Other significant issues remain regarding the treatment of net operating loss carryforwards (NOLs) and accounting method changes. Prop. Treas. Reg. § 1.6012-2(a)(5) provides that reporting is required for positions taken in the 2010 tax year and going forward. Example 8 in IRS Announcement 2010-30, however, treats an expiring NOL from a previous year as a tax position taken when the NOL is used. For accounting method changes, the change from an improper method may give rise to a reserve today for past tax years, because the Service may reexamine previously closed tax years. These issues and others have not been addressed by the Service, but the Service plans to implement Schedule UTP with continued feedback and dialogue with taxpayers and practitioners to work through these and other issues that arise.

Some commenters have questioned whether the Service has the authority to require the disclosures on Schedule UTP. Others, however, have noted that the proposed regulations go beyond any requirements in instituting Schedule UTP, almost as an effort to legitimize the new reporting requirements.

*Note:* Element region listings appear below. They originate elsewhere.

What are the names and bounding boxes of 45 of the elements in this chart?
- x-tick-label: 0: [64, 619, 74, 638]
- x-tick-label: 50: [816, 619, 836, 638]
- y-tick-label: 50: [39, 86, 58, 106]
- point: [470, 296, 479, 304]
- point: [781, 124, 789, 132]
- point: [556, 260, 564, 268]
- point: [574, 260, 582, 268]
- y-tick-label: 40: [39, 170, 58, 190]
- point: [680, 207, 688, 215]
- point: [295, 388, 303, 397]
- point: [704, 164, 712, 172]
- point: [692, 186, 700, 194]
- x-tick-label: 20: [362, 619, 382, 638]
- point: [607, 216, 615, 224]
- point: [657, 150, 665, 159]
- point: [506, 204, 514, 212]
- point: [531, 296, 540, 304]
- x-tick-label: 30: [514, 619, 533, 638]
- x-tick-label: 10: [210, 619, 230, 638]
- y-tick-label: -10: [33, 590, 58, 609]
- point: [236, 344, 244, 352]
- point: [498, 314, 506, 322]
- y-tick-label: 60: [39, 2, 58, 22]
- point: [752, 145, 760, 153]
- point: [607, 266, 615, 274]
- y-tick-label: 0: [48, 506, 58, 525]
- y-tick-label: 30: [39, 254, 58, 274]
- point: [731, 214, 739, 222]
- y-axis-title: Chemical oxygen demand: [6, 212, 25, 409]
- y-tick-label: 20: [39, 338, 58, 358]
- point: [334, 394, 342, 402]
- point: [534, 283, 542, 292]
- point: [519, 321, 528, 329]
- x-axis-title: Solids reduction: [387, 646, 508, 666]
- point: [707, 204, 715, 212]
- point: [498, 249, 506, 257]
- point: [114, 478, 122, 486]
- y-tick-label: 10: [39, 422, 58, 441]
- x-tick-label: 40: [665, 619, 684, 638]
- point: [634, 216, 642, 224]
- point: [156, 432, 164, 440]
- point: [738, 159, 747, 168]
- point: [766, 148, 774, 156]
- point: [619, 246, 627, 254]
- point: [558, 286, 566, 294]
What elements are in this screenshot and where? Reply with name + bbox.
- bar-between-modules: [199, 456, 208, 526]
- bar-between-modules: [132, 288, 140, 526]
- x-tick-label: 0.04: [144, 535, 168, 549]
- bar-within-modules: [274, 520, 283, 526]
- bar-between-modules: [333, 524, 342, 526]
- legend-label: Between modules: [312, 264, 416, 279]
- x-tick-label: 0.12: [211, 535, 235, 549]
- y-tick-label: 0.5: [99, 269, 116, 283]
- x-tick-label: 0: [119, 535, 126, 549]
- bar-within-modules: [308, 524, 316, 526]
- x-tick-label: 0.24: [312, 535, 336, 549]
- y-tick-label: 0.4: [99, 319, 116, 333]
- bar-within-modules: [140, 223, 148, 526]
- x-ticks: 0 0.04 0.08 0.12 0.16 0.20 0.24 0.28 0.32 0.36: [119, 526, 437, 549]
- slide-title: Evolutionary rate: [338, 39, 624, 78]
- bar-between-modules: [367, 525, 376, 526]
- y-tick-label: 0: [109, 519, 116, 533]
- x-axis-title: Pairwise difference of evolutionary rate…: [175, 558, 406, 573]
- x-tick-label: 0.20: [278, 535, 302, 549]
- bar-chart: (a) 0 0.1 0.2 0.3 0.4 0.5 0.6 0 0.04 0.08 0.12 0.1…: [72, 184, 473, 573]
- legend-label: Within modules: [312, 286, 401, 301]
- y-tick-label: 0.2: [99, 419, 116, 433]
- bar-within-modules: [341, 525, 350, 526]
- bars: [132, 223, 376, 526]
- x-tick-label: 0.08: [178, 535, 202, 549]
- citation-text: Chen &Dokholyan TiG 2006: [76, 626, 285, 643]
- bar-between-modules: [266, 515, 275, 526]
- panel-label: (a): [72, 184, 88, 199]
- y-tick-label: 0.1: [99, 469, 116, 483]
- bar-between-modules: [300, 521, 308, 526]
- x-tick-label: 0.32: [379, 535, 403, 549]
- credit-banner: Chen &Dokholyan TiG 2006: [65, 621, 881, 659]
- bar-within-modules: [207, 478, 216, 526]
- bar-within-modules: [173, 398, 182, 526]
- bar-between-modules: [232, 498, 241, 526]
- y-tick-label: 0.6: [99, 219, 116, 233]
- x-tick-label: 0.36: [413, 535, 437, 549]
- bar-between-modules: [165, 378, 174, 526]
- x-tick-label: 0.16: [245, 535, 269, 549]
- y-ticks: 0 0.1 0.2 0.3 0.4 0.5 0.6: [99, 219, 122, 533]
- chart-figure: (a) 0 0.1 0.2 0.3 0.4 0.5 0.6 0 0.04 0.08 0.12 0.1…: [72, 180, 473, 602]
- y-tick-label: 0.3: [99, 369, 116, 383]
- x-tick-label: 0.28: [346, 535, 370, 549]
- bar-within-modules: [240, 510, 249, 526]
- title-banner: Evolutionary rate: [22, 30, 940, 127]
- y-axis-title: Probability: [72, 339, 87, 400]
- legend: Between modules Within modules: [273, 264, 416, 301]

A public hearing on the proposed regulations is scheduled for October 19, 2010, and we will closely follow the hearing and other Schedule UTP developments.

Pepper Perspective

With the addition of Schedule UTP, corporate taxpayers will need guidance in a variety of areas to ensure compliance with the new requirements. Reaching higher levels of certainty through tax opinions, private letter rulings, and/or accounting method changes may allow corporate taxpayers to avoid reserves altogether. Unless outstanding issues are resolved in advance of filing, Schedule UTP requires disclosure of improper treatment of items and improper accounting methods. When an item must be addressed, corporations should seek counsel on how to effectively disclose positions and quantify positions for ranking, and they must pay careful consideration to disclosures to maintain privilege and work product protections. Pepper Hamilton LLP’s federal tax expertise and experience with the Service will allow for efficient and effective representation on these issues.